Influence of Cu+ Substitution on the Structural, Ionic, and Thermal Transport Properties of Ag8-xCuxGeS6 Argyrodites

Argyrodite-type Ag- and Cu-based chalcogenides have garnered considerable attention due to their combination of both low lattice thermal conductivity and high ionic conductivity. While low lattice thermal conductivity is advantageous for thermoelectric applications, high ionic conductivity can lead to device instability. The independent tunability of these two transport properties would open new strategies for designing high-performance functional materials.
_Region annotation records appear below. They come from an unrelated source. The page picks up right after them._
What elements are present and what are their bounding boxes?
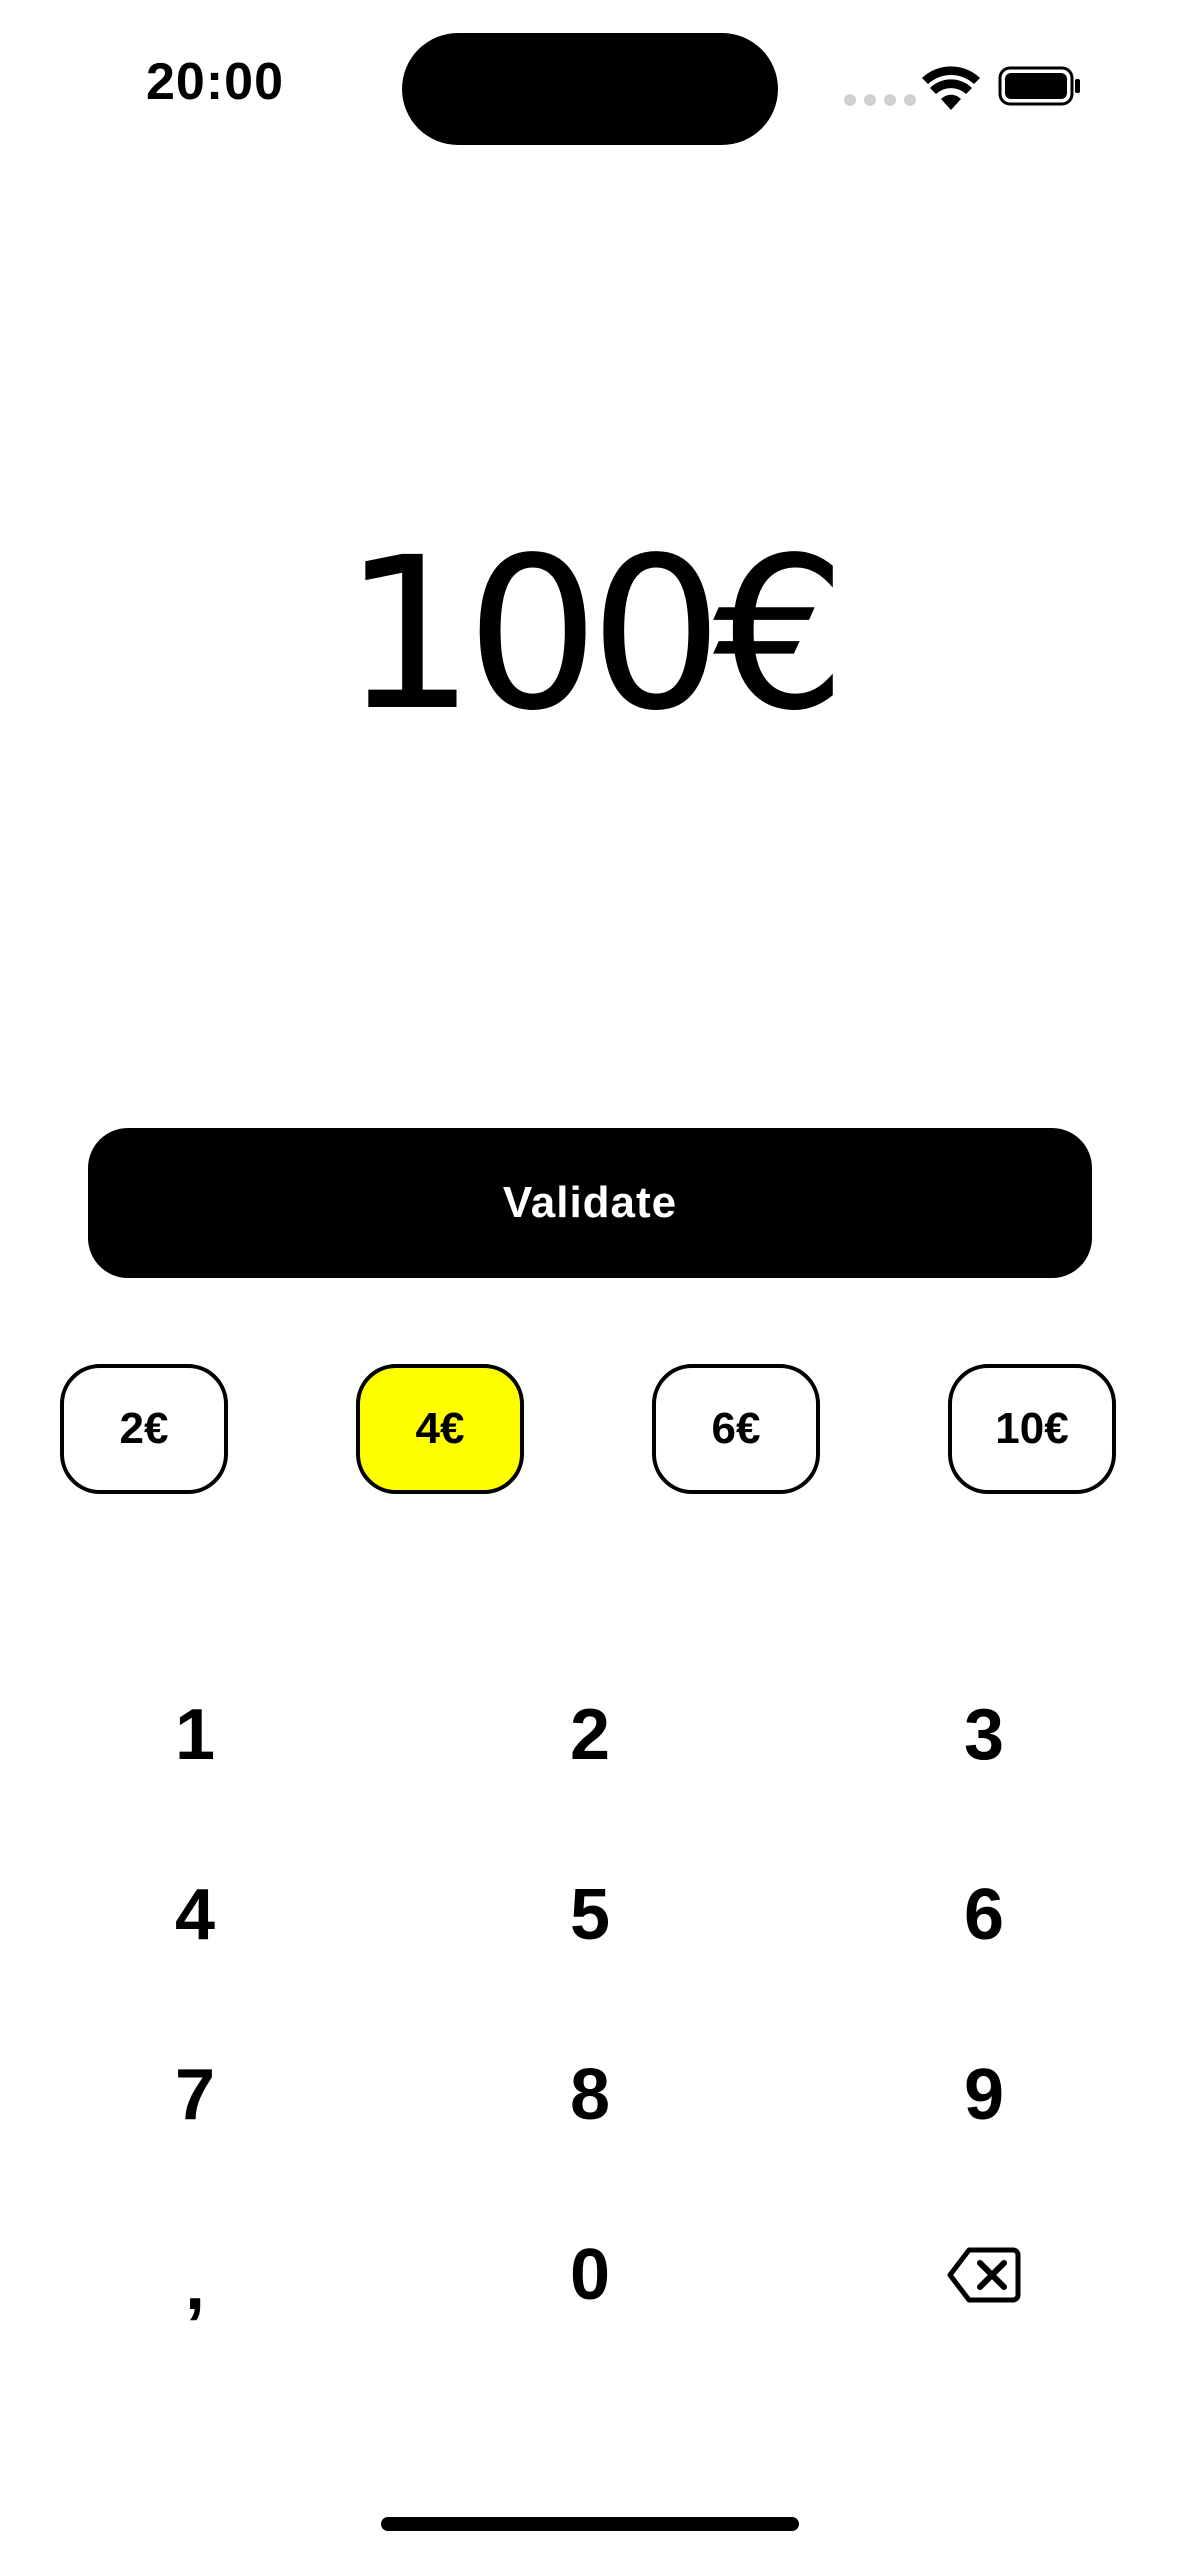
- key-8[interactable]: 8: [490, 2025, 690, 2165]
- tip-button-6[interactable]: 6€: [652, 1364, 820, 1494]
- status-time: 20:00: [146, 53, 284, 111]
- backspace-icon: [947, 2247, 1021, 2303]
- key-0[interactable]: 0: [490, 2205, 690, 2345]
- status-bar: 20:00: [0, 0, 1179, 170]
- key-2[interactable]: 2: [490, 1665, 690, 1805]
- wifi-icon: [922, 66, 980, 110]
- battery-icon: [998, 66, 1080, 106]
- amount-display: 100€: [342, 512, 846, 757]
- key-4[interactable]: 4: [95, 1845, 295, 1985]
- backspace-button[interactable]: [884, 2205, 1084, 2345]
- tip-button-4[interactable]: 4€: [356, 1364, 524, 1494]
- key-comma[interactable]: ,: [95, 2215, 295, 2355]
- key-1[interactable]: 1: [95, 1665, 295, 1805]
- key-3[interactable]: 3: [884, 1665, 1084, 1805]
- tip-button-2[interactable]: 2€: [60, 1364, 228, 1494]
- key-9[interactable]: 9: [884, 2025, 1084, 2165]
- home-indicator[interactable]: [381, 2517, 799, 2531]
- key-6[interactable]: 6: [884, 1845, 1084, 1985]
- tip-button-10[interactable]: 10€: [948, 1364, 1116, 1494]
- dynamic-island: [402, 33, 778, 145]
- key-5[interactable]: 5: [490, 1845, 690, 1985]
- cellular-signal-icon: [844, 94, 916, 106]
- validate-button[interactable]: Validate: [88, 1128, 1092, 1278]
- key-7[interactable]: 7: [95, 2025, 295, 2165]
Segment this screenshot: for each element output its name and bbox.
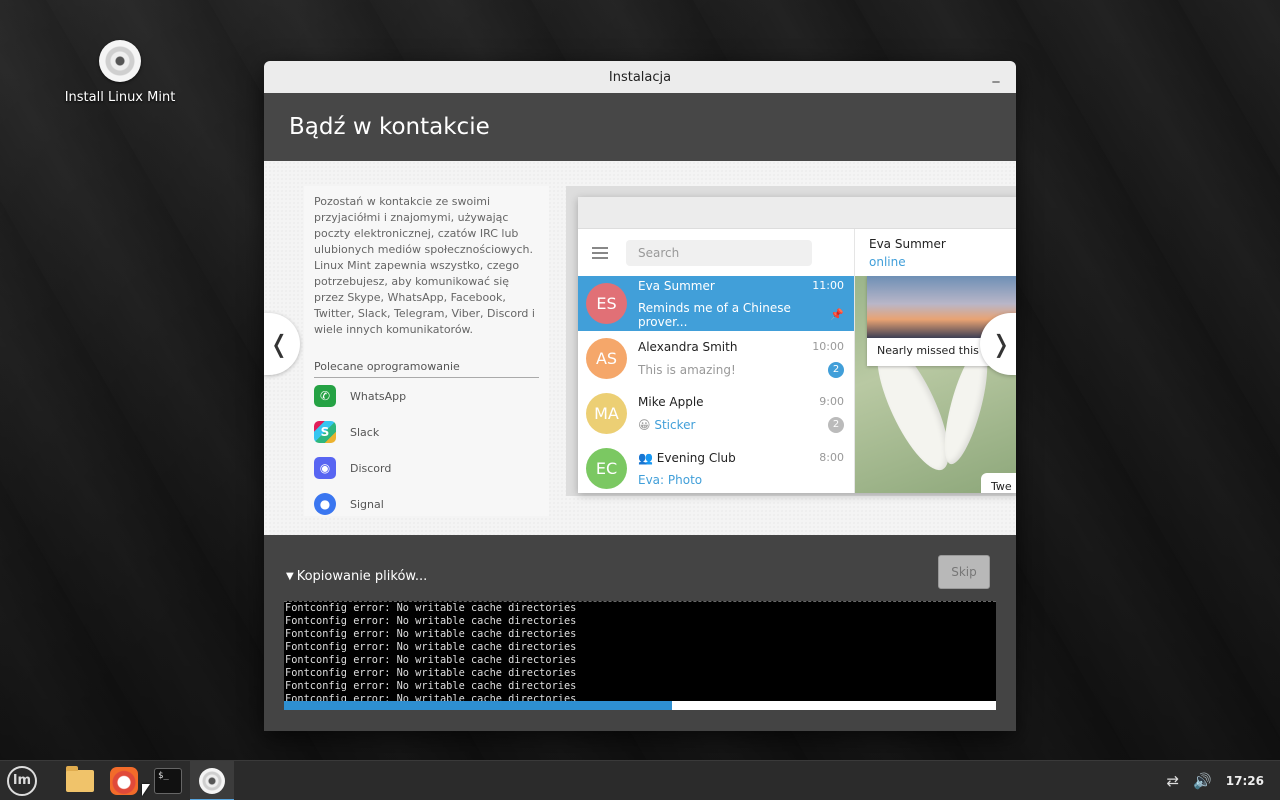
slide-header: Bądź w kontakcie xyxy=(264,93,1016,161)
mouse-cursor-icon xyxy=(142,784,150,796)
signal-icon: ● xyxy=(314,493,336,515)
chat-preview: Reminds me of a Chinese prover... xyxy=(638,300,791,329)
chat-item: EC 👥 Evening Club 8:00 Eva: Photo xyxy=(578,441,854,493)
taskbar-firefox[interactable] xyxy=(102,761,146,800)
conversation-header: Eva Summer online xyxy=(855,229,1016,276)
unread-badge: 2 xyxy=(828,416,844,433)
slack-icon: S xyxy=(314,421,336,443)
chat-time: 8:00 xyxy=(819,450,844,464)
previous-slide-button[interactable]: ❬ xyxy=(264,313,300,375)
slide-title: Bądź w kontakcie xyxy=(289,114,490,140)
progress-section: ▼ Kopiowanie plików... Skip Fontconfig e… xyxy=(264,535,1016,731)
app-item-whatsapp: ✆ WhatsApp xyxy=(304,378,549,414)
log-line: Fontconfig error: No writable cache dire… xyxy=(285,602,577,614)
chat-preview: This is amazing! xyxy=(638,362,736,377)
avatar: ES xyxy=(586,283,627,324)
taskbar-installer[interactable] xyxy=(190,760,234,800)
telegram-mockup: Search ES Eva Summer 11:00 Reminds me of … xyxy=(578,197,1016,493)
group-icon: 👥 xyxy=(638,450,653,465)
install-progress-bar xyxy=(284,701,996,710)
chat-name: Evening Club xyxy=(656,450,736,465)
log-line: Fontconfig error: No writable cache dire… xyxy=(285,680,577,692)
telegram-titlebar xyxy=(578,197,1016,229)
chat-name: Mike Apple xyxy=(638,394,704,409)
pin-icon: 📌 xyxy=(830,308,844,321)
recommended-software-title: Polecane oprogramowanie xyxy=(314,360,539,378)
log-line: Fontconfig error: No writable cache dire… xyxy=(285,667,577,679)
clock[interactable]: 17:26 xyxy=(1226,774,1264,788)
telegram-chat-list: Search ES Eva Summer 11:00 Reminds me of … xyxy=(578,229,854,493)
app-label: WhatsApp xyxy=(350,389,407,403)
files-icon xyxy=(66,765,94,792)
disc-icon xyxy=(99,40,141,82)
desktop: Install Linux Mint Instalacja _ Bądź w k… xyxy=(0,0,1280,760)
chat-item: AS Alexandra Smith 10:00 This is amazing!… xyxy=(578,331,854,386)
firefox-icon xyxy=(110,766,138,795)
system-tray: ⇄ 🔊 17:26 xyxy=(1167,772,1280,790)
slideshow: Pozostań w kontakcie ze swoimi przyjació… xyxy=(264,161,1016,535)
emoji-icon: 😀 xyxy=(638,417,651,432)
menu-button[interactable]: lm xyxy=(0,761,44,800)
installer-icon xyxy=(199,767,225,794)
taskbar-files[interactable] xyxy=(58,761,102,800)
progress-fill xyxy=(284,701,673,710)
install-log[interactable]: Fontconfig error: No writable cache dire… xyxy=(284,601,996,705)
progress-status: Kopiowanie plików... xyxy=(296,569,428,584)
whatsapp-icon: ✆ xyxy=(314,385,336,407)
terminal-icon: $_ xyxy=(154,767,182,794)
telegram-search-row: Search xyxy=(578,229,854,276)
taskbar-terminal[interactable]: $_ xyxy=(146,761,190,800)
app-item-slack: S Slack xyxy=(304,414,549,450)
log-line: Fontconfig error: No writable cache dire… xyxy=(285,628,577,640)
taskbar: lm $_ ⇄ 🔊 17:26 xyxy=(0,760,1280,800)
chat-time: 9:00 xyxy=(819,394,844,408)
volume-icon[interactable]: 🔊 xyxy=(1193,772,1212,790)
desktop-icon-label: Install Linux Mint xyxy=(64,90,176,105)
chat-time: 10:00 xyxy=(812,339,844,353)
desktop-icon-install[interactable]: Install Linux Mint xyxy=(60,40,180,105)
avatar: AS xyxy=(586,338,627,379)
telegram-search-input: Search xyxy=(626,239,812,266)
skip-button[interactable]: Skip xyxy=(938,555,990,589)
avatar: MA xyxy=(586,393,627,434)
app-label: Slack xyxy=(350,425,380,439)
log-line: Fontconfig error: No writable cache dire… xyxy=(285,641,577,653)
message-bubble: Twe xyxy=(981,473,1016,493)
chat-preview: Sticker xyxy=(654,417,696,432)
installer-window: Instalacja _ Bądź w kontakcie Pozostań w… xyxy=(264,61,1016,731)
mint-menu-icon: lm xyxy=(7,765,37,796)
log-line: Fontconfig error: No writable cache dire… xyxy=(285,654,577,666)
hamburger-menu-icon xyxy=(592,246,610,259)
chat-name: Eva Summer xyxy=(638,278,715,293)
conversation-background: Nearly missed this s Twe xyxy=(855,276,1016,493)
chat-time: 11:00 xyxy=(812,278,844,292)
conversation-status: online xyxy=(869,255,906,269)
window-title: Instalacja xyxy=(608,69,672,85)
app-label: Discord xyxy=(350,461,392,475)
app-item-signal: ● Signal xyxy=(304,486,549,522)
conversation-name: Eva Summer xyxy=(869,237,946,251)
app-label: Signal xyxy=(350,497,384,511)
app-item-discord: ◉ Discord xyxy=(304,450,549,486)
unread-badge: 2 xyxy=(828,361,844,378)
details-expander[interactable]: ▼ Kopiowanie plików... xyxy=(286,569,427,584)
minimize-button[interactable]: _ xyxy=(988,67,1004,83)
chat-preview: Eva: Photo xyxy=(638,472,703,487)
discord-icon: ◉ xyxy=(314,457,336,479)
chat-item: ES Eva Summer 11:00 Reminds me of a Chine… xyxy=(578,276,854,331)
chat-name: Alexandra Smith xyxy=(638,339,738,354)
triangle-down-icon: ▼ xyxy=(286,571,294,582)
chat-item: MA Mike Apple 9:00 😀 Sticker 2 xyxy=(578,386,854,441)
log-line: Fontconfig error: No writable cache dire… xyxy=(285,615,577,627)
avatar: EC xyxy=(586,448,627,489)
slide-description: Pozostań w kontakcie ze swoimi przyjació… xyxy=(314,195,535,336)
network-icon[interactable]: ⇄ xyxy=(1167,772,1180,790)
window-titlebar[interactable]: Instalacja _ xyxy=(264,61,1016,93)
slide-text-panel: Pozostań w kontakcie ze swoimi przyjació… xyxy=(304,186,549,516)
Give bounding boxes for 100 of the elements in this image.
This dual behavior emphasizes the importance of understanding the underlying structure-property relationships in these systems. In this study, we investigate the mixed-cation argyrodite solid solution series Ag8-xCuxGeS6 (0 ≤ x ≤ 8), focusing on how substitution of Ag+ with Cu+ influences their structure and transport properties. To elucidate the microscopic origins of thermal and ionic transport a combined experimental and theoretical approach is applied here. A two-channel analytical model reveals that both propagating phonons and diffuson-like modes contribute to heat transport. Our findings demonstrate that the low lattice thermal conductivity and high ionic conductivity arise from shared structural features, such as strong lattice anharmonicity and dynamic disorder, rather than from direct interdependency between the two transport mechanisms. This decoupling enables independent optimization of thermal and ionic transport, offering valuable insights for the design of materials in next-generation thermoelectrics, ionic thermoelectrics, and solid-state batteries.